Diagnosed at stage IV, Rudy was given six months. His tumor was inoperable and the cancer had already spread to his liver. He was 50 years old. My niece, Rudy’s daughter, had done cancer treatment research for her father, and now she researched for me. She knew that I needed the most aggressive treatment possible, and then some. She searched and found a clinical trial at Northwestern University to test a vaccine against pancreatic cancer. Less than a month after my surgery, we headed down to Chicago on St. Patrick’s Day to see if I could get into this trial.
With my brother-in-law and niece reading the protocol for the trial on the telephone, we arrived at Northwestern with the pathology report in hand. I didn’t realize I had to be approved. If I was found to meet all the requirements, I had to have the first round of vaccines on the twenty-eighth day after my surgery. We arrived in Chicago on Monday night, and my twenty-eighth day after surgery was Wednesday.

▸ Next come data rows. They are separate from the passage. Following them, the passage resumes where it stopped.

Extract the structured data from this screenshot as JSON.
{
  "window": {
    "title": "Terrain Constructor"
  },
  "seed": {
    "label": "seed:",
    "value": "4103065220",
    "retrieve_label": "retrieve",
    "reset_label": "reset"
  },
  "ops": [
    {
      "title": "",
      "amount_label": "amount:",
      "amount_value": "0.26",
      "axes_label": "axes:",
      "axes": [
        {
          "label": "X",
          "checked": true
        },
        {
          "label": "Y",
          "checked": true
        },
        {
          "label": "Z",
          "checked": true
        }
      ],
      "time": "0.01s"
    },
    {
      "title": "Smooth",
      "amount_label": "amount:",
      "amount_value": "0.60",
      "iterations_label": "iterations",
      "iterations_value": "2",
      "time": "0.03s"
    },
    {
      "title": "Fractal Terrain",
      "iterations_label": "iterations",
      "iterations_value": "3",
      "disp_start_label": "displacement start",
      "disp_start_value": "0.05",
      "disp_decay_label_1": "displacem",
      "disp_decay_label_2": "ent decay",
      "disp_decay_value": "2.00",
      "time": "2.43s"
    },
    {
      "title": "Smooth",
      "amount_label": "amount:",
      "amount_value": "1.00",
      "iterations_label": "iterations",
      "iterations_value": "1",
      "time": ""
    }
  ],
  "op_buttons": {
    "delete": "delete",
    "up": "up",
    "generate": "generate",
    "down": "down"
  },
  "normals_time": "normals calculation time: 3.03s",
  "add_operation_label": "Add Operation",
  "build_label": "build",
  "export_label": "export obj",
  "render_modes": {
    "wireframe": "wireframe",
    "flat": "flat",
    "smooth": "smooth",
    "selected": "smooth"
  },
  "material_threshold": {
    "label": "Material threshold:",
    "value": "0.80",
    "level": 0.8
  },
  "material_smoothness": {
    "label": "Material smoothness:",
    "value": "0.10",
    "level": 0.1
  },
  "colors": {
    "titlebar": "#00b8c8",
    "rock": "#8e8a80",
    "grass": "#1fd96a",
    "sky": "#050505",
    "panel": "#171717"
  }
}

I was accepted into the clinical trials, beginning a regimen of eight vaccine shots every two weeks for 14 weeks along with two different kinds of chemotherapy and five and a half weeks of radiation.
Genetic Identity as a Protected Class
Shifting the focus from my personal journey onto my professional journey, the connections and intersections emerge.

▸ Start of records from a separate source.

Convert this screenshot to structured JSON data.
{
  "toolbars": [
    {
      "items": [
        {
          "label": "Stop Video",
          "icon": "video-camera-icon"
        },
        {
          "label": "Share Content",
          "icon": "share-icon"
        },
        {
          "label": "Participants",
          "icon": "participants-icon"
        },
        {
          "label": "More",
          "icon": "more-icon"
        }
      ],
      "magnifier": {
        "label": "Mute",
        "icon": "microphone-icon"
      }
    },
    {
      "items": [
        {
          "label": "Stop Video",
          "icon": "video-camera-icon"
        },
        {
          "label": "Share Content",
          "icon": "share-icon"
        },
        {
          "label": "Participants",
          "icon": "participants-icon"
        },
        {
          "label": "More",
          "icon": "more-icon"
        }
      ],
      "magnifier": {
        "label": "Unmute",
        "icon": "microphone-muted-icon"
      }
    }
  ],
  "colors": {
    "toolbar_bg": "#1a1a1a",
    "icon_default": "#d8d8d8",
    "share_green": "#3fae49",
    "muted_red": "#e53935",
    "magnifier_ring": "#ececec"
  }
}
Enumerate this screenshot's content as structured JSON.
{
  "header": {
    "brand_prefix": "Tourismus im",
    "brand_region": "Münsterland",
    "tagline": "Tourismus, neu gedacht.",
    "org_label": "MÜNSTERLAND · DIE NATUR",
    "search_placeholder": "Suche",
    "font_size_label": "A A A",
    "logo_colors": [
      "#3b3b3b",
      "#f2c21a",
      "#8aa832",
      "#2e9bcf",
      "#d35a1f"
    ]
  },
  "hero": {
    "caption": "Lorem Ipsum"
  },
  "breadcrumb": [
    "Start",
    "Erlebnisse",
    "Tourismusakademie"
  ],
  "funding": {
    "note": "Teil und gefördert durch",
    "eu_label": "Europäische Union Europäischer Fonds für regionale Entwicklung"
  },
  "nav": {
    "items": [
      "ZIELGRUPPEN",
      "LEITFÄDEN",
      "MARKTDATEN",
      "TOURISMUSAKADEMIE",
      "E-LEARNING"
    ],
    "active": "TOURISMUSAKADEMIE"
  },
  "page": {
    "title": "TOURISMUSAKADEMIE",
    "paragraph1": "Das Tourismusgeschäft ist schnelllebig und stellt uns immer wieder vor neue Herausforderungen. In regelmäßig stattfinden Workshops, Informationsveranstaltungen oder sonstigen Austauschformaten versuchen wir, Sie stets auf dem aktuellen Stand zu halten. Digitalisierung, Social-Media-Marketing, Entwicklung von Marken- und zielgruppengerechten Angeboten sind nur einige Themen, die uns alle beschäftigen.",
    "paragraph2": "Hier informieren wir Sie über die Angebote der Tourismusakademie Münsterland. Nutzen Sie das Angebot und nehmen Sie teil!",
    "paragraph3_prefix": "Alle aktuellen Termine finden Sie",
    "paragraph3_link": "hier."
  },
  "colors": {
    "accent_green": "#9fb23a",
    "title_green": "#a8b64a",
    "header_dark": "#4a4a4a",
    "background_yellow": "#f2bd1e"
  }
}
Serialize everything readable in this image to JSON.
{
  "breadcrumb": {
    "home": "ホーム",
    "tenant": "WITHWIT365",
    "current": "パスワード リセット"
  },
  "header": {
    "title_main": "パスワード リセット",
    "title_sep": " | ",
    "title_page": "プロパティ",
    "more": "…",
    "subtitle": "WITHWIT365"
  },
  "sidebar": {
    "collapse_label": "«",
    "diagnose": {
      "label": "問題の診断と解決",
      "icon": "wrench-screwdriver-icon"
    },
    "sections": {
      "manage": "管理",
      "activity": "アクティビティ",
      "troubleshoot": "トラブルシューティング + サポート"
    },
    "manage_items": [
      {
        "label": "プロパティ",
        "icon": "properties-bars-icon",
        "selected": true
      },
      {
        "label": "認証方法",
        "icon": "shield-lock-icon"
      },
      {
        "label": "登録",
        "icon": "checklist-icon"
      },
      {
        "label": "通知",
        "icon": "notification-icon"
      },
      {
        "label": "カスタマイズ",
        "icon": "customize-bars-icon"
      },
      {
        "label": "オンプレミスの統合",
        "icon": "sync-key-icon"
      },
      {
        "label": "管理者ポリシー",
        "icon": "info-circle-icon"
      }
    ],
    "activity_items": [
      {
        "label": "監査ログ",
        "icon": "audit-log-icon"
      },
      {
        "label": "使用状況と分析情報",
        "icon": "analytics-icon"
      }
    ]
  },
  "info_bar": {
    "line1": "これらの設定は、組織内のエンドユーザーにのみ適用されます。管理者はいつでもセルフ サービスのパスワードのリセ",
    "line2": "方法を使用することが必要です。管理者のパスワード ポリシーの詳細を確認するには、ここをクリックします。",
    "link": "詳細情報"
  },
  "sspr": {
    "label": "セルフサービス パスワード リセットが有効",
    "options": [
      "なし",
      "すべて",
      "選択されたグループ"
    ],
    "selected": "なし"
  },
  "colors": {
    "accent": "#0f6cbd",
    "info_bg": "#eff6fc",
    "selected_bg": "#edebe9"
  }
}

Rewind back to 2007. At the tail end of a meeting of the Equal Opportunities Commission, Steve Morrison (one of the commissioners) suggested that the EOC explore adding genetic identity to the list of protected classes in the equal opportunities ordinances for the city of Madison. We were to explore what was meant by genetic identity. How could an employer discriminate against a potential or existing employee on the basis on genetic identity? What did this mean for housing and, even more perplexing, for public accommodation?
The process of researching, working with the City Attorney’s office (that drafts the language), and presenting information to the commissioners fell on the staff’s shoulders, and so began the long process of researching, writing, and debating. Never did I imagine, sitting at the EOC meeting, how personal this addition to the ordinance would become for me.
As the Commission worked on this endeavor here in Madison, the Genetic Identity Nondiscrimination Act (GINA) was making its way through the process at the federal level.
In May of 2008, President George Bush signed GINA into law just as I was starting radiation treatment for pancreatic cancer. The Senate passed GINA unanimously, and the House passed it 414 to 1. In November of 2009, the law went into effect. Madison will most likely incorporate aspects of GINA into the ordinances later this year.
The Impact of GINA
Why is GINA important? Why should we care if there are protections? As developments in genetic testing and information advance and as people take advantage of these to determine if they have a predisposition, the protections against discrimination in the workplace will become more important. Basically GINA states that an employer may not discriminate because of genetic information; GINA restricts an employer from acquiring genetic information; and GINA limits the disclosure of genetic information.
Disclosing my experience with pancreatic cancer to the general public disqualifies me from employment protection; this law won’t benefit me. But, perhaps, if researchers find a genetic link, and if my child has that predisposition, then she might benefit from that employment protection.
Researchers still don’t know the genetic links for pancreatic cancer, unlike other cancers where they have been able to identify a genetic marker. The work to uncover this for pancreatic cancer is very far behind. Controlled journeys, with set destinations and routes, convenient stopping points, and places of interests are wonderful, but they are rare. They are the journeys of carefully choreographed vacations. Most of life is not so predictable. Cancer throws that control out the window.